The type of cars we are buying continues to evolve. SUVs and four-wheel-drives once again represented more than half of new vehicle sales for the month (50.8 percent, after an increase of 6.7 percent) while utes and van accounted for 23.6 percent of total sales (and as a category were up by 11.6 percent).
Passenger car sales, however, shrunk to 21.9 percent of the total market, down 24.5 percent from October 2019.
Market leader Toyota posted a 14.8 percent increase in sales in October 2020 compared to the same month the prior year, reporting 19,505 vehicles as sold after revealing its dealers had written 22,500 orders last month.
Toyota maintained a comfortable lead over second-placed Mazda which also posted a sales gain (of 17.1 percent), however third-place Hyundai was hit hard, down by 20.2 percent compared to the same month last year.
Ford, which was the last number one in Australia in 1997, ranked fourth in October 2020 after posting a 17.4 percent sales increase on the back of good supply of – and orders for – its Ranger ute.

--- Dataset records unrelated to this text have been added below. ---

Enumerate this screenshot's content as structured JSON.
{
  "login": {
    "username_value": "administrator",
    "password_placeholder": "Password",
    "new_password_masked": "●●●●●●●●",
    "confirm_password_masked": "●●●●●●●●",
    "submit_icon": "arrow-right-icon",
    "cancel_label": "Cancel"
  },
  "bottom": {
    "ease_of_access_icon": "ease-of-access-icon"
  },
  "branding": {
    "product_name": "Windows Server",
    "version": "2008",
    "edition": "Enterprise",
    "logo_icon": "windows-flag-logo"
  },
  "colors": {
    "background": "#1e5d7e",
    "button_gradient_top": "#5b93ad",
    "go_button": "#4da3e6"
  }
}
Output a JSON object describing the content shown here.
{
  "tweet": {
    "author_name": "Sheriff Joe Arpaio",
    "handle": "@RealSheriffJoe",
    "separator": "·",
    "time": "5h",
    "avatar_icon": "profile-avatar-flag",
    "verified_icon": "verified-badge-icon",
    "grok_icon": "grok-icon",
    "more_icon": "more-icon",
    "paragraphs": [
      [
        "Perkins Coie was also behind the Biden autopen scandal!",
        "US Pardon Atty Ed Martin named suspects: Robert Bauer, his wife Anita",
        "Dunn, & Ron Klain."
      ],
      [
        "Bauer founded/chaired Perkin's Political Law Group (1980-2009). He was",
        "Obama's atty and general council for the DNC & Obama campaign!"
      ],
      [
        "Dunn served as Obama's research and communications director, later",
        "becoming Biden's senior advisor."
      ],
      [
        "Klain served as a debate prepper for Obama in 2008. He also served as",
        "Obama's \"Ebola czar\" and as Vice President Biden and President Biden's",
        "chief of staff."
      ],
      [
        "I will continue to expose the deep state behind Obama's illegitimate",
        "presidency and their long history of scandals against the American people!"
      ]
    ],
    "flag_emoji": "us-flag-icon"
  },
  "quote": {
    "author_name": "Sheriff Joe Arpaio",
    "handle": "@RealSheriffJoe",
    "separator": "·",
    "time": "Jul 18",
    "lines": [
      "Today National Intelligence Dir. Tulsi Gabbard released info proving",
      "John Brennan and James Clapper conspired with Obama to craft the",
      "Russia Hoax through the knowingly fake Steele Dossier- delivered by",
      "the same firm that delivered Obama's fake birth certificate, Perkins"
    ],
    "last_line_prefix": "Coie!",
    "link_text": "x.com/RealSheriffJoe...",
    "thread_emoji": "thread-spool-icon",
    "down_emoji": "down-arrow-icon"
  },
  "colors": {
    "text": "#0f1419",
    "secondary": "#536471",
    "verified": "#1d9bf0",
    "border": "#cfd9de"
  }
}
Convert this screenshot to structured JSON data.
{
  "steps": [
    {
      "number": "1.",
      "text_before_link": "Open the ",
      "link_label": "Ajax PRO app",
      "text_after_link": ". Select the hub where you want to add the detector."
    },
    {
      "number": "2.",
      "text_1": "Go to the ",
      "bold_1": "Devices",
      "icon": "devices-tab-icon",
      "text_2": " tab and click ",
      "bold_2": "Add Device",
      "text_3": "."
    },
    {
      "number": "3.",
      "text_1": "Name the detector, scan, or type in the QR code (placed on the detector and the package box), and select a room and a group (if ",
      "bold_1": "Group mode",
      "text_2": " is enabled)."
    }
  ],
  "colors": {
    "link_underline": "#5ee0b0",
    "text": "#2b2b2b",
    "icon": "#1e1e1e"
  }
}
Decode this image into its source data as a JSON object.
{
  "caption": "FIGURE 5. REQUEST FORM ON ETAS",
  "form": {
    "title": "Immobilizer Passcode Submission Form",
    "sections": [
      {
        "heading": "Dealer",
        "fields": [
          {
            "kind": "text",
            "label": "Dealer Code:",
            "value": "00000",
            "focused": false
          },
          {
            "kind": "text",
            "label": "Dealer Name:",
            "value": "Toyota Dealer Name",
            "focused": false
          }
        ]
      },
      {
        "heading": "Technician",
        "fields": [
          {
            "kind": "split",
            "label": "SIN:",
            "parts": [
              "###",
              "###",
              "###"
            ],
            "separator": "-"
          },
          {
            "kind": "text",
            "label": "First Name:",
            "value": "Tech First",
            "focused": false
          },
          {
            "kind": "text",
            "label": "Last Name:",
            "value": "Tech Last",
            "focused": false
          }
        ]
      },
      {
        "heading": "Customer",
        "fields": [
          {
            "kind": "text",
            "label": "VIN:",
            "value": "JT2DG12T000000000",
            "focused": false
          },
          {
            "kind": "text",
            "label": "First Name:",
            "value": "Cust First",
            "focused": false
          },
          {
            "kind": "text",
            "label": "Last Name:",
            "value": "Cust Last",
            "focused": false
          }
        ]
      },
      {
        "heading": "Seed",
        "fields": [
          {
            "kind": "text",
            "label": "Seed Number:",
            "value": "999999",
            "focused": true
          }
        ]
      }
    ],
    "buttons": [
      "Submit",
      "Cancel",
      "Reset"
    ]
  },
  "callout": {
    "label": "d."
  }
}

Kia rounded out the Top Five after posting a 4.8 percent increase compared to the same month last year.
Mitsubishi (down by 6.3 percent) retained sixth place for the second month in a row after ranking fifth in August and third on the monthly sales charts in July for only the seventh time in its history.
The luxury-car sector continued to reveal mixed results in October 2020.
Mercedes-Benz made it into the Top 10 for the second month in a row – finishing in 10th in October after ranking ninth in September – despite posting a monthly decline of 11.5 percent.
BMW, which had earlier in the year made a strong showing in the Top 10 after registering a large number of demonstrator models and company cars to boost its numbers, again fell outside the Top 10.
BMW finished October in 13th spot – despite a 3.2 percent sales increase – ahead of MG, Audi, Suzuki, and LDV.
Holden continues to deplete showroom stock, with just 165 vehicles reported as sold (versus 522 in September and 555 in August), as dealerships continue to remove signage ahead of the shutdown of the brand at the end of the year.
Meanwhile, our appetite for US pick-ups continued during the pandemic, and fuel economy was clearly not a factor: Ram outsold Mini and Peugeot.